Metropolitan News-Enterprise


Wednesday, October 6, 2004


Page 3


Superior Court Judge Overrules Demurrers in Suit Charging AAA and Arbitrator With Fraud


By a MetNews Staff Writer


A Los Angeles Superior Court judge yesterday overruled demurrers in a suit charging that the American Arbitration Association and one of its arbitrators defrauded parties to an arbitration by failing to disclose facts that would have led the plaintiffs to reject the arbitrator.

The ruling by Judge Judith Chirlin allows the suit by former partners in the now-defunct law firm of O’Flaherty & Belgum to proceed against Edward Costello Jr. and the AAA.

Partners Michael A. O’Flaherty, John J. Weber, Lee T. Thies, Robert M. Dato, Lisa A. Cross, Mike Martinez, Lynn E. Ovando, and Gregory M. Hatton withdrew and formed O’Flaherty, Cross, Martinez Ovando & Hatton LLP. Hatton and Dato later left the new firm.

The new firm and its partners have been in arbitration and litigation with former managing partner Stephen Belgum for more than six years.

The suit before Chirlin grows out of an arbitration proceeding in which Costello ordered the attorneys who are now suing him to forfeit money owed to them at the time of the breakup and pay more than $7.5 million in damages, costs, and legal fees to their former firm and its former managing partner.

The arbitration ruling was thrown out by Div. Five of this district’s Court of Appeal earlier this year. The divided panel said the arbitrator had no jurisdiction over the firm while it was in receivership, and that the award included relief prohibited by the partnership agreement.

 The O’Flaherty Cross partners say they were defrauded because they were not told that Costello had personally engaged in contentious litigation regarding the breakup of a law firm in which he had formerly practiced.

“There is not a lawyer in this town that would choose as sole arbitrator an individual who had litigated his own claim in such a contentious type of environment and it is unfortunate that the disclosure is simply left to the discretion of the arbitrator,” plaintiffs’ attorney Michael Brown of the downtown Los Angeles firm of Kabateck Brown Kellner LLP told the MetNews following the judge’s ruling.

Chirlin gave the defendants 30 days to answer the complaint.

Costello’s attorney, Kirk Dillman of Hennigan, Bennett & Dohrman, said that while the judge had given his side “a fair and attentive hearing,” they are considering their options, including seeking appellate review of her conclusion that the arbitrator lacks absolute immunity for acts which Dillman said were “part of the arbitral process.”

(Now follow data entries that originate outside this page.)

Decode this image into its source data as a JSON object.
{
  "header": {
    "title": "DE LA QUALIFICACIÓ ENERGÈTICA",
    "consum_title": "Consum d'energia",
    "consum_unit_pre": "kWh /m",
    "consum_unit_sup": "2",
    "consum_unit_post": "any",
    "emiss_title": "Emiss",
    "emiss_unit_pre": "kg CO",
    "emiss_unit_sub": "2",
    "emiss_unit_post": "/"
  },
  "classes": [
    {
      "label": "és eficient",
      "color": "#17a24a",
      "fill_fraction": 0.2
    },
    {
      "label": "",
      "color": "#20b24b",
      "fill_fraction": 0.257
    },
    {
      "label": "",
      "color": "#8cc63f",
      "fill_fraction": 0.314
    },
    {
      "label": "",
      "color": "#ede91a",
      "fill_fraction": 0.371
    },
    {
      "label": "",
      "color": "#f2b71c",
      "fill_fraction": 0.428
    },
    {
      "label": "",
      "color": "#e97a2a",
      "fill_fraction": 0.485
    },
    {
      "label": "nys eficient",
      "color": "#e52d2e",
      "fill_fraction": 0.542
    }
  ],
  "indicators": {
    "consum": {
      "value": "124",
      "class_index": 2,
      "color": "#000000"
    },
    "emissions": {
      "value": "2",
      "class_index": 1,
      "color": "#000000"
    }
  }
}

He added that it is Costello’s position that he did nothing wrong. Dillman emphasized that the plaintiffs’ claims are the “bare allegations” of a complaint and said that “all of the facts will be tested” via discovery.

Brown said his clients were “extremely pleased” that the judge is allowing their case to go to trial. The judge, he suggested, “while recognizing the existence of quasi-judicial immunity, also expressed concern about preserving the integrity of the arbitration  process and was troubled by the fact that an arbitration administration program and individual arbitrators could essentially commit fraud as alleged in the complaint and have no liability for it.”

If immunity is recognized, he added, it means that not only can the AAA and the arbitrators injure parties with impunity, they get to keep the arbitration fees—of which his clients paid $110,000 in this case, Brown said—even if the arbitration award is thrown out by the courts.

The case is scheduled for a case management conference in January, at which a trial date is expected to be set.